Unfortunately, only modest reforms, mainly in the financial sector, have been implemented in the last two years. Besides being unfairly blamed for fueling the stock market bubble, the liberalization of interest rates and capital controls had no discernible positive impact on growth. Meanwhile, measures more urgently needed, but also more painful, such as financial deleveraging, closing "zombie" firms, and downsizing state-owned enterprises, were delayed or resisted.

    As long as Xi enjoyed an extended political honeymoon as a result of his crackdown on official corruption, he did not have to worry too much about poor economic performance. But things have changed in recent months.

    After tightening up and jailing many corrupt senior officials, known as "tigers," Xi apparently is running out of easy targets. Like a military conflict, an anti-corruption campaign requires constant escalation to demonstrate the dominance of the victor.

    Xi has become a victim of his own early success. Now he finds himself in a dilemma: to maintain credibility and political dominance, he needs to go after even bigger tigers. Given the rot at the top of China's Communist Party, there are plenty of super tigers left to catch. But the political costs will be very high as Xi increasingly risks an open split with the most powerful factions in the party.

    At the same time, the law of diminishing returns has set in. Ordinary people who have been cheering the fall of tigers and junior official "flies" are now gaining less satisfaction from the spectacles of formerly high-flying officials confessing their sins in court. It is nice to have a less corrupt government, but it would be even nicer to have a cleaner government that can also deliver economic prosperity.

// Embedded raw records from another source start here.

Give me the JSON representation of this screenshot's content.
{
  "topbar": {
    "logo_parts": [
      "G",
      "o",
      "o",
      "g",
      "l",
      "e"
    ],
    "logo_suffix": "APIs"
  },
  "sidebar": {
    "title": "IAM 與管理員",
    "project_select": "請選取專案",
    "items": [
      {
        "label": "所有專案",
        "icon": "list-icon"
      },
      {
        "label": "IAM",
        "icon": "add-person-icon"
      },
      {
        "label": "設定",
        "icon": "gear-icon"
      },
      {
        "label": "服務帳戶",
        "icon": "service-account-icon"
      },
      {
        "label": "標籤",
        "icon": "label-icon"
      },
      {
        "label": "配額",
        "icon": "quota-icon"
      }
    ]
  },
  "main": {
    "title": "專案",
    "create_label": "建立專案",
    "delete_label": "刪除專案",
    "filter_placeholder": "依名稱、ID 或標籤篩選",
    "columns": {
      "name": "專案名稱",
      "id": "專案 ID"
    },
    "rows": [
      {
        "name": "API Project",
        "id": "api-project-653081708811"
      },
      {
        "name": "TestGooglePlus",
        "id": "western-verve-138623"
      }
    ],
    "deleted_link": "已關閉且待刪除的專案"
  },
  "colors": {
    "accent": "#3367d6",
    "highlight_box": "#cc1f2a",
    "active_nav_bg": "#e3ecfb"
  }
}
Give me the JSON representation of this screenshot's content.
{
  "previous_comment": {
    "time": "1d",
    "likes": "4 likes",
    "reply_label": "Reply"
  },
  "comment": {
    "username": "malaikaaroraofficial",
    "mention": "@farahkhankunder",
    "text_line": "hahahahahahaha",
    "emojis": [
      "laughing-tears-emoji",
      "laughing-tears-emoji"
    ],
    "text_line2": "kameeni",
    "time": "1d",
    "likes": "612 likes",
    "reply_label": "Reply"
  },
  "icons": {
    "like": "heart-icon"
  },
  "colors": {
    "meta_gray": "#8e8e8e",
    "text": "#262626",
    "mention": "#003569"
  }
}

   With less than two and half years left in his first term, time is running out for Xi to demonstrate his capability as a strong leader who can both clean house and revive China's sagging economic fortunes. If he fails to deliver real economic improvement in the next two years, Xi will have considerably less political capital in the fall of 2017, when the party convenes its 19th congress to decide whether to make him a lame duck by anointing his successor.

Pivotal event

The pivotal event, in retrospect, that influenced China's decision to devalue was the rise and fall of the country's stock market bubble. The bubble initially boosted confidence and, had it lasted, might have lifted short-term growth. But its untimely collapse forced Beijing to resort to desperate measures.

   In the immediate aftermath of the bursting of the bubble, the Chinese government pumped more than one trillion yuan into the stock market to support overvalued equity prices, unnecessarily fearing that further market declines would trigger a runaway financial crisis that would further depress growth.

   As Beijing had relied principally on the PBOC's liquidity support to prop up the market bubble, it then curbed the central bank's future capacity to stimulate the economy. After all, you can only print so much money without causing high inflation and other serious macroeconomic problems.

   That left Chinese policymakers with only one quick solution to reinvigorate growth, which was devaluation. Of course, Beijing has skillfully packaged this move as part of reforms to make the yuan more flexible. In a technical sense, this is true.

   But when you examine the domestic political context of the decision to devalue the currency, it can be seen as a desperate -- and a likely unsuccessful -- act to export China's economic woes to a global economy that mirrors the country's own structural economic maladies: anemic demand, mountainous debts, and excess capacity.

   Those familiar with Beijing's "whatever it takes" and "shoot first" modus operandi cannot help but feel that they are watching the same horror movie all over again.

Minxin Pei is a professor of government at Claremont McKenna College and a non-resident senior fellow of the German Marshall Fund of the United States.